Ute schlägt vor, ihm ein Wörterbuch arabisch/deutsch zu besorgen und im Gespräch am Tisch entsteht die Idee, es ihm in sein momentanes Zuhause zu bringen. Er wohnt in einer ehemaligen Kaserne in Gießen, die jetzt „Erstaufnahmeeinrichtung“ heißt. Mit ihrem Mann hat sie das gemacht.

Sie geben ihre Ausweise am Tor ab und bekommen ein Papier, auf dem „Besucherausweis“ steht. Damit können sie Imad in seinem „Hühnerstall“ besuchen. Er hat das gesagt: „Wir leben hier wie die Hühner“, gar nicht klagend. Im Gegenteil, er ist froh, ein Dach über dem Kopf zu haben und freut sich, sogar ein Taschengeld zu bekommen.
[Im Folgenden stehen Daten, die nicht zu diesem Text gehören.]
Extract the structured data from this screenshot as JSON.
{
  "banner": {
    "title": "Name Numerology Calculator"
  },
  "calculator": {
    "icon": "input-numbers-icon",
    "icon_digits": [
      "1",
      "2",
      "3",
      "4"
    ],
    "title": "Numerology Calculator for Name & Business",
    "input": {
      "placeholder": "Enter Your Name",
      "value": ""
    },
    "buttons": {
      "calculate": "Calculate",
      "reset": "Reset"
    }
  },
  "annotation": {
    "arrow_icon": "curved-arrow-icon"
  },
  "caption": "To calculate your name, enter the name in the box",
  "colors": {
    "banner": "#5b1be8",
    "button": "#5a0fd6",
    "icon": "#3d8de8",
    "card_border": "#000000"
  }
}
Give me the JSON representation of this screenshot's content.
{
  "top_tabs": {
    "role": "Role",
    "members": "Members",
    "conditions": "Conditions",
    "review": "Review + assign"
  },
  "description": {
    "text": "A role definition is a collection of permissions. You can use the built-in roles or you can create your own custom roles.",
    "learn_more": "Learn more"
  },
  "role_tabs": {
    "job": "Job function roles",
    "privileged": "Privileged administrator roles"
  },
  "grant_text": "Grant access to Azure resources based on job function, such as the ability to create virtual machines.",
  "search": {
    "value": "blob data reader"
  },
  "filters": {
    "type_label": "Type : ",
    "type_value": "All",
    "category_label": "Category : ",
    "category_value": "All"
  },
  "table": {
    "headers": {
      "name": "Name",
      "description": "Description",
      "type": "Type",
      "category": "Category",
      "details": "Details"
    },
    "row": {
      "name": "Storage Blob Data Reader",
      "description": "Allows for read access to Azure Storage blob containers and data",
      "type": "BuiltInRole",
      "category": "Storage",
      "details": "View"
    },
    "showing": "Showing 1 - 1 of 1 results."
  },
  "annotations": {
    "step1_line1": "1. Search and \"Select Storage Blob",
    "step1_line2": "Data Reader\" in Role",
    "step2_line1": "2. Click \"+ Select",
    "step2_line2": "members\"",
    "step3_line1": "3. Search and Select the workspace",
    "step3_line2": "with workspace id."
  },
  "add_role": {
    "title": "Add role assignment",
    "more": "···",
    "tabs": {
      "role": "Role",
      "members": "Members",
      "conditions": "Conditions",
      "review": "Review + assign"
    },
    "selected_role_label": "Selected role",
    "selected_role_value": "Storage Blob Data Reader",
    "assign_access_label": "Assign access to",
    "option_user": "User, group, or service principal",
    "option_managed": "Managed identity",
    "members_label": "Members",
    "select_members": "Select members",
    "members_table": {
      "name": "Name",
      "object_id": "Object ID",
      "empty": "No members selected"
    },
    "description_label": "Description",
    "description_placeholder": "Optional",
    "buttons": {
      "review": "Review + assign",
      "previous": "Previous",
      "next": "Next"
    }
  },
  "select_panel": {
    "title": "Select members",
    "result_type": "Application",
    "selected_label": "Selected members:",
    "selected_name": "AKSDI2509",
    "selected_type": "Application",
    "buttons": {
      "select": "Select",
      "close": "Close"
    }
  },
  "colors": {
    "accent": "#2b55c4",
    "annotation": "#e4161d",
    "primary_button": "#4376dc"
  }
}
Beim Abschied bedankt sich Imad für diesen „extraordinären“ Besuch, wie er sagt. Stolz erzählt er, dass er auch schon ohne das Wörterbuch seinen ersten Satz auf Deutsch kennt: Wie viel kostet das? „Da kommt ein Flüchtling aus Syrien nach Deutschland“, sagt Ute, „und das erste, was er lernt, ist; „Wie viel kostet das?“ Inzwischen ist Imad nach Heppenheim verlegt worden. Ich wünsche mir, dass er dort auf genauso engagierte Menschen trifft wie Ute, die ihm noch viele andere Worte in Deutsch beibringen. Wie wär’s mit „Willkommen“?